2.3. Simple examples of Bead
subclasses¶
The following two examples are kept as simple as possible. There is nothing
exciting about them, yet they completely show how useful the back-propagation
may be. With the first two examples, one may implement fully functional neural
networks in Python that can compute partial derivatives of the output. Note the
use of +=
in the back
methods.
Simple linear transformation plus a constant vector:
class BeadLinTransConst(Bead):
def __init__(self, coeffs, consts):
assert len(coeffs.shape) == 2 # must be a transformation matrix
assert len(consts.shape) == 1 # must be a vector with constants
assert consts.shape[0] == coeffs.shape[0]
self.coeffs = coeffs
self.consts = consts
Bead.__init__(self, [coeffs.shape[1]], coeffs.shape[0])
def forward(self, ars_in):
Bead.forward(self, ars_in)
self.ar_out[:] = np.dot(self.coeffs, ars_in[0]) + self.consts
def back(self, ars_gin):
Bead.back(self, ars_gin)
ars_gin[0][:] += np.dot(self.coeffs.T, self.ar_gout)
Switching function, tanh
, applied to each vector component separately:
class BeadSwitch(Bead):
def __init__(self, size):
Bead.__init__(self, [size], size)
def forward(self, ars_in):
Bead.forward(self, ars_in)
self.ar_out[:] = np.tanh(ars_in[0])
def back(self, ars_gin):
Bead.back(self, ars_gin)
# Recycle the intermediate result from the forward computation...
# This happens quite often in real-life code.
ars_gin[0][:] += self.ar_gout*(1-self.ar_out**2)
The dot product of two vectors:
class BeadDot(Bead):
def __init__(self, nin):
Bead.__init__(self, [nin, nin], 1)
def forward(self, ars_in):
Bead.forward(self, ars_in)
self.ar_out[0] = np.dot(ars_in[0], ars_in[1])
# keep a hidden reference to the input arrays
self._ars_in = ars_in
def back(self, ars_gin):
Bead.back(self, ars_gin)
ars_gin[0][:] += self.ar_gout[0]*self._ars_in[1]
ars_gin[1][:] += self.ar_gout[0]*self._ars_in[0]
These examples are taken from data/examples/999_back_propagation/bp.py
in
the source tree.

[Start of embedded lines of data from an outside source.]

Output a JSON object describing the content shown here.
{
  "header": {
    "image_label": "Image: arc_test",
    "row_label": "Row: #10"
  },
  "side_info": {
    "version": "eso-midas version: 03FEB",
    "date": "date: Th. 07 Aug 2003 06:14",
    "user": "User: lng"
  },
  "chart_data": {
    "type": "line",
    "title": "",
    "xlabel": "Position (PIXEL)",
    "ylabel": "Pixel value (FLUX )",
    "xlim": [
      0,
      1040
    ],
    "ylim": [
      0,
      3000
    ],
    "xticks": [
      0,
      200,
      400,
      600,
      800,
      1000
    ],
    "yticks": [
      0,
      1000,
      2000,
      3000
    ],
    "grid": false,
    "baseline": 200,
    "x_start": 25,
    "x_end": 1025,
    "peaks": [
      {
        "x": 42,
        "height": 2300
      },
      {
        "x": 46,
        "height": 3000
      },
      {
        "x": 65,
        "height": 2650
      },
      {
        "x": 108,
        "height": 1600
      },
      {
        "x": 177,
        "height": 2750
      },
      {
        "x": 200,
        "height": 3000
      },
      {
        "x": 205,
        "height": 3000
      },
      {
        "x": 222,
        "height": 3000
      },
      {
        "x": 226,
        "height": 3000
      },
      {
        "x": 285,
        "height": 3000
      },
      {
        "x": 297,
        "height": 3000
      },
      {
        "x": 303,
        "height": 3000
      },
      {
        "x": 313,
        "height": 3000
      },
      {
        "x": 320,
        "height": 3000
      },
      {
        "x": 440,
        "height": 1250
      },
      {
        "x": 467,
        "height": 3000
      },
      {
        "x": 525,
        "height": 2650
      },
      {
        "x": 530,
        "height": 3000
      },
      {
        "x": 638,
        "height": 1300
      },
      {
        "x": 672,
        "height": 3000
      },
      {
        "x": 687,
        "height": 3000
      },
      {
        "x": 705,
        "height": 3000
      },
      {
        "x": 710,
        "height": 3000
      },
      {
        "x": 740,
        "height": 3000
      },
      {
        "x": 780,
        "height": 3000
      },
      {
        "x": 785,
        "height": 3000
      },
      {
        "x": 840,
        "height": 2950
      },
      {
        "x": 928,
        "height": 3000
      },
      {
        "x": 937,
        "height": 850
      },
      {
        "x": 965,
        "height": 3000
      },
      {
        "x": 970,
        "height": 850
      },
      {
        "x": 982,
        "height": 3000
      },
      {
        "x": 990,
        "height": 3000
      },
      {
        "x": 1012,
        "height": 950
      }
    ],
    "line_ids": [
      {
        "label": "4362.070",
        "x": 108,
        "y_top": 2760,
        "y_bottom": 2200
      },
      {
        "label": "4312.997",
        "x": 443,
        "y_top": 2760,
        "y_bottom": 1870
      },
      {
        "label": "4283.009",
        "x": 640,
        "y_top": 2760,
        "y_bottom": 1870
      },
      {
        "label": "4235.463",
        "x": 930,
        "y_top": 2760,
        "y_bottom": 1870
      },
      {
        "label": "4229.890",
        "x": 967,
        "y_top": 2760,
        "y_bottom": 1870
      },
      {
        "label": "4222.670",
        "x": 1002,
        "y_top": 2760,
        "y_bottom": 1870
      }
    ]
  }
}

That file also contains a completely functional example
implementation of a neural network based on the Bead
classes.
2.4. Unit testing¶
Each bead may be tested separately, which is a great way of isolating bugs. See
data/examples/999_back_propagation/bp.py
for practical examples. The unit
tests in this example use the generic derivative tester from the molmod
module.
2.5. Real example¶
A realistic example, which deviates a little from the Bead
API above, can
be found in the Yaff source code in the class ForcePartValence
in the file
yaff/pes/ff.py
. This class implements the computation of valence
interactions with a minimal amount of code. The back-propagation algorithm
plays a crucial role in keeping the code compact.
The computation of the covalent energy is broken into three major beads:
- Computation of relative vectors needed for the internal coordinates. See
yaff.pes.dlist.DeltaList
. - Computation of the internal coordinates based on the
DeltaList
. Seeyaff.pes.iclist.InternalCoordinateList
. - Computation of valence energy terms (including cross terms) based on the
InternalCoordinateList
. Seeyaff.pes.vlist.ValenceList
.
Each class has its forward
and back
methods, which are all implemented
in low-level C code for the sake of efficiency. In addition to the benefits
mentioned above, this example has some additional specific amenities:
- Any internal coordinate can be combined with any functional form of the energy term. Yet, no code was written for each combination.
- Cross terms of the form \((x-x_0)(y-y_0)\) are supported for all possible combinations of two internal coordinates, without having to implement all these combinations explicitly.
- The Cartesian gradient and virial are computed in the
back
method of step 1, based on derivatives of the energy towards the relative vectors. This considerably eases the implementation of the virial.